O governo do presidente Luiz Inácio Lula da Silva (PT) editou nesta 2ª feira (6.abr.2026) uma medida provisória, um projeto de lei e decretos para conter o impacto da alta dos combustíveis, impulsionada pela guerra no Oriente Médio. O pacote concentra esforços no diesel e combina subsídios diretos, incentivos tributários e apoio a setores afetados.
A principal medida estabelece uma subvenção de até R$ 1,20 por litro para o diesel importado. O valor se soma ao subsídio de R$ 0,32 já em vigor. Do total, metade será custeada pela União e metade compensada pelos Estados que aderirem ao programa.
O impacto fiscal das medidas é elevado. Segundo o ministro do Planejamento, Bruno Moretti, o custo total do pacote pode chegar a cerca de R$ 9 bilhões.

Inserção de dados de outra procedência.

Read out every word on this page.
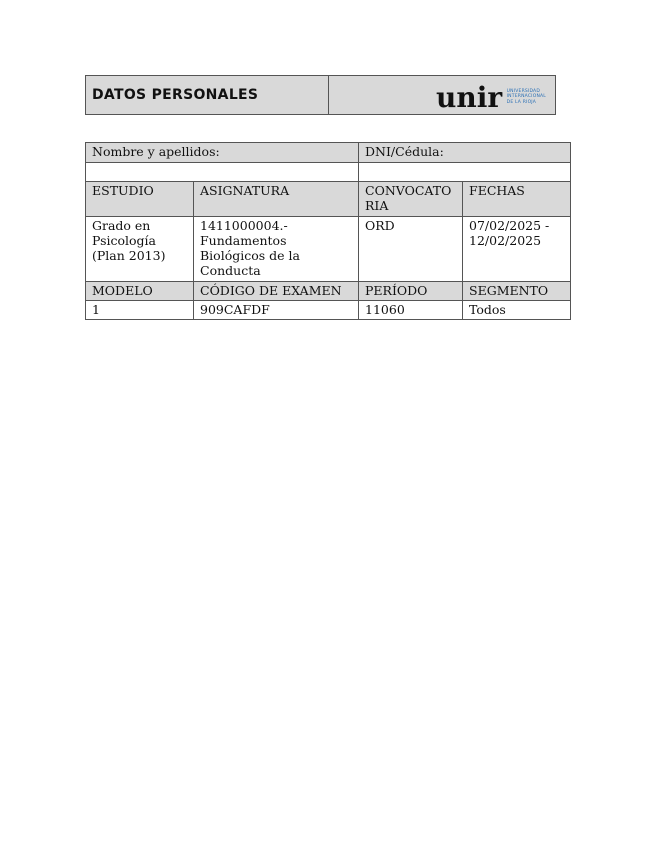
DATOS PERSONALES	unir UNIVERSIDAD
INTERNACIONAL
DE LA RIOJA
Nombre y apellidos:		DNI/Cédula:	

ESTUDIO	ASIGNATURA	CONVOCATORIA	FECHAS
Grado en Psicología (Plan 2013)	1411000004.- Fundamentos Biológicos de la Conducta	ORD	07/02/2025 - 12/02/2025
MODELO	CÓDIGO DE EXAMEN	PERÍODO	SEGMENTO
1	909CAFDF	11060	Todos
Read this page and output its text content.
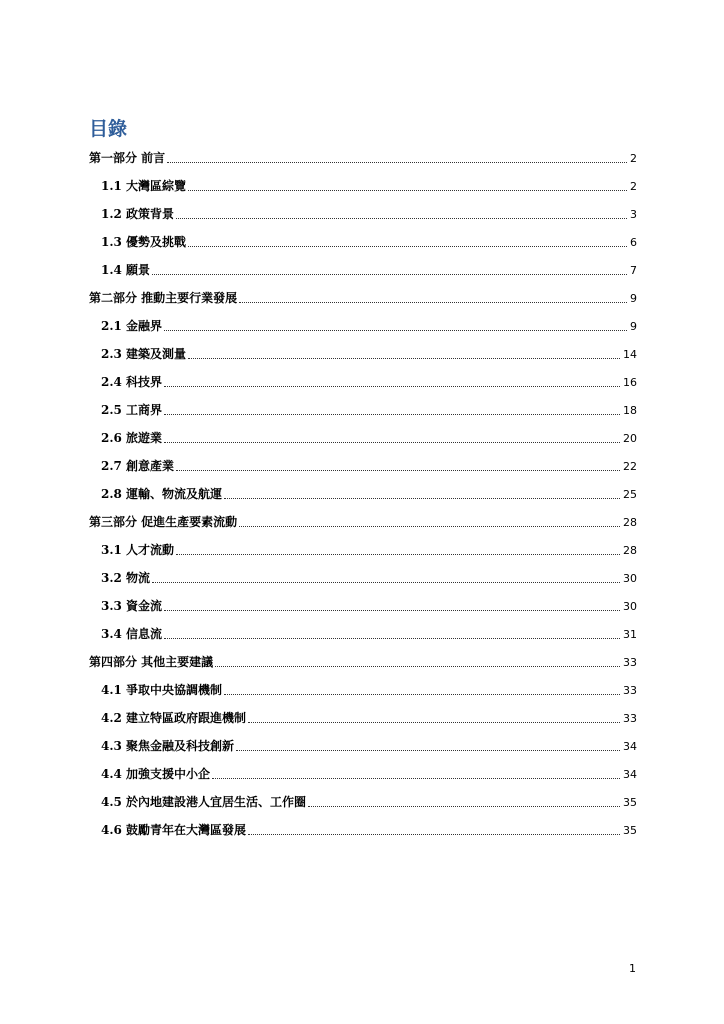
目錄
第一部分 前言	2
1.1 大灣區綜覽	2
1.2 政策背景	3
1.3 優勢及挑戰	6
1.4 願景	7
第二部分 推動主要行業發展	9
2.1 金融界	9
2.3 建築及測量	14
2.4 科技界	16
2.5 工商界	18
2.6 旅遊業	20
2.7 創意產業	22
2.8 運輸、物流及航運	25
第三部分 促進生產要素流動	28
3.1 人才流動	28
3.2 物流	30
3.3 資金流	30
3.4 信息流	31
第四部分 其他主要建議	33
4.1 爭取中央協調機制	33
4.2 建立特區政府跟進機制	33
4.3 聚焦金融及科技創新	34
4.4 加強支援中小企	34
4.5 於內地建設港人宜居生活、工作圈	35
4.6 鼓勵青年在大灣區發展	35
1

A maior parte vem da nova subvenção ao diesel produzido no Brasil, de R$ 0,80 por litro, com impacto estimado em R$ 6 bilhões em 2 meses, integralmente bancados pela União. A medida poderá ser prorrogada por mais 2 meses, elevando o custo.
No caso do diesel importado, a subvenção de até R$ 1,20 por litro deve gerar custo de aproximadamente R$ 4 bilhões no mesmo período, dividido entre governo federal (R$ 2 bilhões) e Estados (R$ 2 bilhões). Também poderá ser prorrogada por mais 2 meses.
As medidas se somam ao subsídio já existente de R$ 0,32 por litro, com impacto estimado em cerca de R$ 1 bilhão.
Segundo Moretti, o teto para essas medidas é de R$ 10 bilhões. O governo argumenta que o custo das ações pode ser compensado por receitas extraordinárias associadas à alta do petróleo, como arrecadação com royalties, impostos sobre o setor e dividendos de empresas petrolíferas. De acordo com o ministro, essas receitas podem superar R$ 30 bilhões.
Na prática, o pacote estabelece 2 níveis de subsídio —um para o diesel importado e outro para o nacional. Isso amplia a intervenção do governo na formação de preços do combustível.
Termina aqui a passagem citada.